Ho sentito suo marito parlare in corridoio prima che lei aprisse gli occhi

Ero ricoverata all'Ospedale Borgo Trento di Verona per una banale appendicite, niente di grave, e dividevo la stanza con un'altra paziente. Il secondo letto era vuoto da due giorni, solo una coperta piegata e un telecomando muto. Poi, una sera di novembre, arrivarono loro.

La porta si spalancò e due infermieri spinsero dentro un letto con una donna giovanissima, il viso cereo, le labbra quasi bianche. Dietro entrò un uomo in giacca di cashmere, i capelli impomatati all'indietro, che teneva in mano un mazzo di rose gialle ancora incartate. Si chiamava Alessandro, lo lessi sulla targhetta che penzolava dal trolley degli effetti personali. Lei si chiamava Elena, e lui la chiamò «la mia sposa» con un tono così zuccheroso che mi fece stringere la mascella.

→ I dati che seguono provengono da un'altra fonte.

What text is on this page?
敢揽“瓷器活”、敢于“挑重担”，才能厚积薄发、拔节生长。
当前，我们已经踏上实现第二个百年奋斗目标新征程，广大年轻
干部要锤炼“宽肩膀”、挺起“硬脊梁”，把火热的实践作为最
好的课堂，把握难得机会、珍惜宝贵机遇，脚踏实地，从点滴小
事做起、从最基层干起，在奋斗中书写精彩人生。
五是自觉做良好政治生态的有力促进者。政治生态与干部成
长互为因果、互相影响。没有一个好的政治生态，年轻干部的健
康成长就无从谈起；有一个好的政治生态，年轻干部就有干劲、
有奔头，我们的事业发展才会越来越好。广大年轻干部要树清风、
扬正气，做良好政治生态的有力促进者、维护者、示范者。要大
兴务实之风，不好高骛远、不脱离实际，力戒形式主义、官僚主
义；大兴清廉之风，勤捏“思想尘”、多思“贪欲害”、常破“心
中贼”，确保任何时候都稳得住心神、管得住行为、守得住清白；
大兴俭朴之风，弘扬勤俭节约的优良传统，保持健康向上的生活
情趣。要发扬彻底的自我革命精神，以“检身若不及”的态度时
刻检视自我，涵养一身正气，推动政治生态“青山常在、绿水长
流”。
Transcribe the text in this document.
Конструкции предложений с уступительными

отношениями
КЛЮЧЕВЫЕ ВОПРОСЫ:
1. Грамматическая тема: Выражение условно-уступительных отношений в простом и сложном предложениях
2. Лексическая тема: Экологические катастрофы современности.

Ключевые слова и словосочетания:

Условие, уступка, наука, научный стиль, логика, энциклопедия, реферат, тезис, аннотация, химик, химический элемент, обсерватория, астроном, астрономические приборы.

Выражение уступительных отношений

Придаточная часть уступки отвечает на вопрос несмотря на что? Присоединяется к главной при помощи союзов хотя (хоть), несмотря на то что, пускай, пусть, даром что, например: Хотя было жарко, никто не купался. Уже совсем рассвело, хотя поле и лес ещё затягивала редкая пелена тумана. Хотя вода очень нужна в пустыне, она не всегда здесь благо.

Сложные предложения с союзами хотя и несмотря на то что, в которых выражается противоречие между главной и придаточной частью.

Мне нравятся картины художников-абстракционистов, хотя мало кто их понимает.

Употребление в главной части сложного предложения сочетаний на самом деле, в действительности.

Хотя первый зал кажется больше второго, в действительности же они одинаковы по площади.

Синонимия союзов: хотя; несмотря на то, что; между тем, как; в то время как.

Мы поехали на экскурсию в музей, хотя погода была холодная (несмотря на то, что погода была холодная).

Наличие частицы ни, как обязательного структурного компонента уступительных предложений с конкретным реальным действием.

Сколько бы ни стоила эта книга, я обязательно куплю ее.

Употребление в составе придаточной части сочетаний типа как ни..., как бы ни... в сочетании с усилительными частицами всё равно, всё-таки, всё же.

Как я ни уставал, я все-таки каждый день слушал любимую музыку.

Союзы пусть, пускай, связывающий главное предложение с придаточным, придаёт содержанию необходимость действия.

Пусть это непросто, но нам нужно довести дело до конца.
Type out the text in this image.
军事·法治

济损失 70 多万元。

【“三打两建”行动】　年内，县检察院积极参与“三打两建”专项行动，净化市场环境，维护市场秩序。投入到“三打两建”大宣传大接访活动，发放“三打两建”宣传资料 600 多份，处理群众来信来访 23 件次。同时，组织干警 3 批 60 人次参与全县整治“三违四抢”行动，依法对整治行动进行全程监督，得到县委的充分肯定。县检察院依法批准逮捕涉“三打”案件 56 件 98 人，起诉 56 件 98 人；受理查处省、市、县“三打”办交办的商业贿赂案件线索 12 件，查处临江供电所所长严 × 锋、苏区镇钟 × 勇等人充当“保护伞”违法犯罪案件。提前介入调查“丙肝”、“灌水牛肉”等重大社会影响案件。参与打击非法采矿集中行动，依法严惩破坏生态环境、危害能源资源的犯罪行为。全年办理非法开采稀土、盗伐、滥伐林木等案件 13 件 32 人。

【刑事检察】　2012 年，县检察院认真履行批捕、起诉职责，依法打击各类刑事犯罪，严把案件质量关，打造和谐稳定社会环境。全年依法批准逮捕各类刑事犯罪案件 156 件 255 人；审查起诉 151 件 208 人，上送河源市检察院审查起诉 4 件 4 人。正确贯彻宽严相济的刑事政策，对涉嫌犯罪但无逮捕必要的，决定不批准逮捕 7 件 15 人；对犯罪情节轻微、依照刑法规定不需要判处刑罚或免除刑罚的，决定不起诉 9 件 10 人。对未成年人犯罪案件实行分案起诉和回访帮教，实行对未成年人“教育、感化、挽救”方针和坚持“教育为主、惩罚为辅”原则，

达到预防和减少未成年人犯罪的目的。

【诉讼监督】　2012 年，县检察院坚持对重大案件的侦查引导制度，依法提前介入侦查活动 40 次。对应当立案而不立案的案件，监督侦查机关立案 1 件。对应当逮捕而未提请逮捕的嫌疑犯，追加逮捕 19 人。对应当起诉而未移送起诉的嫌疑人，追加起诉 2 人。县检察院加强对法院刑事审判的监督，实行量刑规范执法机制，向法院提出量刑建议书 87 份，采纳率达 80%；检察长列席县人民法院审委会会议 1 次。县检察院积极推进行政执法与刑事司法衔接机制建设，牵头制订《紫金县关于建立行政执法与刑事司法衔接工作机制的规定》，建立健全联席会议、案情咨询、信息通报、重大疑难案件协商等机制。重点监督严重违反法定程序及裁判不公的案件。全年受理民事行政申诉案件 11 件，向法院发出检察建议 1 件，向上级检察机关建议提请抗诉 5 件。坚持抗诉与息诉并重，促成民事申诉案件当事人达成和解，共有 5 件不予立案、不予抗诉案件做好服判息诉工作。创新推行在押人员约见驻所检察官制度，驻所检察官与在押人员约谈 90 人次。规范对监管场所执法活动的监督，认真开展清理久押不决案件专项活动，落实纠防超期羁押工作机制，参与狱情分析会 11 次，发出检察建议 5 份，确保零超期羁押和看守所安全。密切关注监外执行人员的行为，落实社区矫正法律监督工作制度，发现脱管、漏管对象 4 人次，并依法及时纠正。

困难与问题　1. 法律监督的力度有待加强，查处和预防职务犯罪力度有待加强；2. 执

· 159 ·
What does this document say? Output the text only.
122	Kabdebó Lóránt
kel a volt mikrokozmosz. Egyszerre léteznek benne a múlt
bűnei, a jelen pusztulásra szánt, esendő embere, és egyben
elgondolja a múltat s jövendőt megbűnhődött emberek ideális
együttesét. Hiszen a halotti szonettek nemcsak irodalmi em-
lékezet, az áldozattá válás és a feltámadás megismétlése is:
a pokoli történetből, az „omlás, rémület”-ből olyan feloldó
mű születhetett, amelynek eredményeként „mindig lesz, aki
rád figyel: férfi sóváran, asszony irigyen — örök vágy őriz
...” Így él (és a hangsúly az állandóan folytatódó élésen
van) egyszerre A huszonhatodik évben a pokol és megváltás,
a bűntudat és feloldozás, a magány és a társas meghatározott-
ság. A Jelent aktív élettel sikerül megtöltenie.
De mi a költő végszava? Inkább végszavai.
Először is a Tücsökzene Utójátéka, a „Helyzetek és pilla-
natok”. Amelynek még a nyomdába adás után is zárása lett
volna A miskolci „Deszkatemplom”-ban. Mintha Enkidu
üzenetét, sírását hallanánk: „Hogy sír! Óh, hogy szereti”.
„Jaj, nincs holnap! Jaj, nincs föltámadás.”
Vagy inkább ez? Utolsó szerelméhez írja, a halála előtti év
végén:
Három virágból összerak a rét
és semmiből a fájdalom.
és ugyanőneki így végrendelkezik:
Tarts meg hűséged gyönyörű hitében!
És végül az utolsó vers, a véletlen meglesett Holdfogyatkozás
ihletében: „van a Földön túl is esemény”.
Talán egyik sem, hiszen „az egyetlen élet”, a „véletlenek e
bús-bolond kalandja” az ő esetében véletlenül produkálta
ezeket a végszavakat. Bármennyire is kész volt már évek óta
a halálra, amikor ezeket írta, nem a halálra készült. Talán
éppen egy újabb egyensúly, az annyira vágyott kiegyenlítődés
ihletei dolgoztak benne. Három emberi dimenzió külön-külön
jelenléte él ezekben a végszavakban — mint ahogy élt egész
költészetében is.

Alessandro piazzò le rose in una brocca di plastica, spostò la sedia accanto al letto e cominciò a carezzare la mano di Elena. Lei dormiva, stremata da un parto gemellare finito male, si diceva nel corridoio. Un bambino stava bene, l'altro, Lorenzo, non ce l'aveva fatta. Ogni tanto passava un'ostetrica con una cartella e Alessandro si alzava di scatto, chiedeva aggiornamenti con una voce che sembrava preparata. Troppo perfetta.

Io stavo seduta con un libro in grembo, un giallo di Carofiglio, e facevo finta di leggere. L'appendice non mi faceva più male, ma ero ancora bloccata lì per altri due giorni. Così osservavo.

La prima crepa la vidi la mattina dopo. Alessandro uscì in corridoio con il telefono incollato all'orecchio. La porta restò socchiusa. Non urlava, parlava piano, ma l'acustica dell'ospedale è un amplificatore naturale.

«Te l'ho detto, ho firmato io il modulo per il trasferimento al Policlinico, non c'era bisogno di aspettare l'ambulanza speciale. Costava troppo tempo, e i costi extra non li copriva l'assicurazione. Un bambino ci sta, due no. Basta.»

Qualcuno dall'altra parte dovette protestare, perché lui sbottò: «Lei era sotto anestesia, ho deciso io per tutti e due. È fatta, punto.»

Mi si gelò il sangue. Capii poco, ma capii abbastanza: quell'uomo aveva scelto qualcosa al posto di sua moglie, in un momento in cui lei non poteva dire una parola. Richiusi il libro e guardai Elena. Dormiva, il respiro regolare, una ciocca di capelli scuri incollata sulla tempia.

In quel momento entrò l'infermiera del turno di notte, una donna sui sessant'anni con i capelli grigi tagliati corti e un camice sgualcito. La targhetta diceva Bianca. Controllò i monitor, segnò qualcosa sulla cartella e rimase qualche secondo di troppo accanto al letto di Elena, lo sguardo fisso sulla porta socchiusa da cui era appena rientrato Alessandro. Le vidi le mani tremare leggermente mentre sistemava la flebo, un tremore che non c'entrava con l'età.

Alessandro rientrò poco dopo, sfregandosi le mani come se avesse appena chiuso un affare. Sorrise a Bianca, che ricambiò con un cenno appena accennato del mento, ma io notai che le sue nocche erano bianche sul bordo della cartella.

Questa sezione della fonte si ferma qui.